I have studied and implemented many time management and action list systems over the course of my career. The best I’ve found is Getting Things Done from David Allen.

Since I’m a “digital native” of sorts, I have looked for some sort of digital assistant for implementing my GTD practice. All of us who have implemented automation or a new software application in business or manufacturing know that it must be easy and intuitive to use or it just won’t be used. (I saw $50K worth of vision equipment I had installed in the trash one day at one of my customers. Long story, but lesson learned.) What I’m using now is a program called Nozbe (affiliate link).

Michael Sliwinski, the developer of Nozbe, has published a “Productivity Course” where, in 11 short videos, he explains his take on the GTD practice. It’s a course that could be worth hundreds to attend, but it’s on the Web for free. Many good ideas there.

Introduction
Step 1 – “Inbox”
Step 2 – “Projects”
Step 3 – “Next Actions”
Step 4 – “Mobility”
Step 5 – “Collaboration”
Step 6 – “Contexts”
Step 7 – “Reference Material”
Step 8 – “Weekly Review”
Step 9 – “Email”
Step 10 – “Get It All Done”

Here are a few thoughts I pulled out to remind myself of some good ideas.
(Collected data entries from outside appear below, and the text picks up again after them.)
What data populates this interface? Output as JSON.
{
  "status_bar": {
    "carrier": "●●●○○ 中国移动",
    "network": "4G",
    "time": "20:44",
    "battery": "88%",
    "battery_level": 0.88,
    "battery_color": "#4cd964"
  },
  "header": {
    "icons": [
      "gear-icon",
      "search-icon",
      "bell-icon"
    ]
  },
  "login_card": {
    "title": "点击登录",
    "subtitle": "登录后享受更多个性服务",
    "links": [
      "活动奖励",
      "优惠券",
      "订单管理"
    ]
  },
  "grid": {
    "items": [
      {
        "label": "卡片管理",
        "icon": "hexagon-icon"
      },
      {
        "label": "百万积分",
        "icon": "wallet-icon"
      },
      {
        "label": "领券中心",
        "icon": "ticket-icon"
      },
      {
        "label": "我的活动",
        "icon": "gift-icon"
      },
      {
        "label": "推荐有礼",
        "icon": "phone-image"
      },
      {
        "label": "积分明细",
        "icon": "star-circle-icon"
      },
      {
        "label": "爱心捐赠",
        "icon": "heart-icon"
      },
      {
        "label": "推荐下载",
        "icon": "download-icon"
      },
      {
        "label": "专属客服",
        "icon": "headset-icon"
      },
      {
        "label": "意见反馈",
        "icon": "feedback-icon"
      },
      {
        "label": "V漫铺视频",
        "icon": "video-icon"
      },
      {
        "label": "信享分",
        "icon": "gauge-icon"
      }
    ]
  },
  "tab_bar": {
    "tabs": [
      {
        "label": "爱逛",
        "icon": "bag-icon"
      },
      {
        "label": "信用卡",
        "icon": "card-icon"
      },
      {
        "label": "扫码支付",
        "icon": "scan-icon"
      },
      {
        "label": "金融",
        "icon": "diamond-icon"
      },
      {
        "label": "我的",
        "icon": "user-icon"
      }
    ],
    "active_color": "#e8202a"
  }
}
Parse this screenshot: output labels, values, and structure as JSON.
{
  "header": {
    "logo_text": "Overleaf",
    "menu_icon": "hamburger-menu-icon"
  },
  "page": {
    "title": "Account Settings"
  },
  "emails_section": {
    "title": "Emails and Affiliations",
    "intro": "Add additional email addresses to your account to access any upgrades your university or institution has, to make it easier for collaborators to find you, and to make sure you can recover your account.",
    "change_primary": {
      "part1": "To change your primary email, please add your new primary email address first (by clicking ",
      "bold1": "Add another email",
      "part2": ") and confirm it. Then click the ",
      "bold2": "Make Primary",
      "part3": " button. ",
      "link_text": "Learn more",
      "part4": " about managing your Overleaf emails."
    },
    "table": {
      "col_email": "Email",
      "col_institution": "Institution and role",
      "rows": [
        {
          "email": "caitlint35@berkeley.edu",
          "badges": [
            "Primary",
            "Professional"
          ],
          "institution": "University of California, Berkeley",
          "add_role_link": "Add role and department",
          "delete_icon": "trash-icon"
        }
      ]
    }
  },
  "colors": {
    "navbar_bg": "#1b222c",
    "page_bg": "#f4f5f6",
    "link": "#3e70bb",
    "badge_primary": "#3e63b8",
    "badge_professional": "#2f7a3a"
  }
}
  • If an action item actually includes more than one step, make it a “project”, defined as something that takes more than one task to accomplish. Then add the several action items it will take to accomplish the task.
  • Nozbe allows for syncing with Evernote, so he just adds “projects” for notes and research material and syncs with Evernote in order to have everything in one place.
  • Keep the daily priority list short.
  • Within Nozbe, you can set recurring things for dates. Say there is something you want to do daily (write a blog post…) or weekly (meet with yourself to review progress), you can do that so that it will pop up in your Next Action list.
  • I use mind maps to think about things. Sliwinski uses mind maps to define his personal strategy and then uses it in his weekly review.
  • Schedule a time to meet with yourself once a week for maybe as long as 2 hours.
  • Process email, do not check it. He processes first at noon, and then hourly, using the David Allen 2 min. rule (if you can answer in two minutes or less, then do it right then. If it’s a task, forward to Nozbe to add to the task list.
  • He works in 25 minute chunks of time, followed by a 5 min break. Personally, I often work in somewhat larger chunks of time. Often as long as 90 minutes. But whatever suits you. Remember the break. Brew a cup of tea. Take a short walk. Something to refresh the mind and body.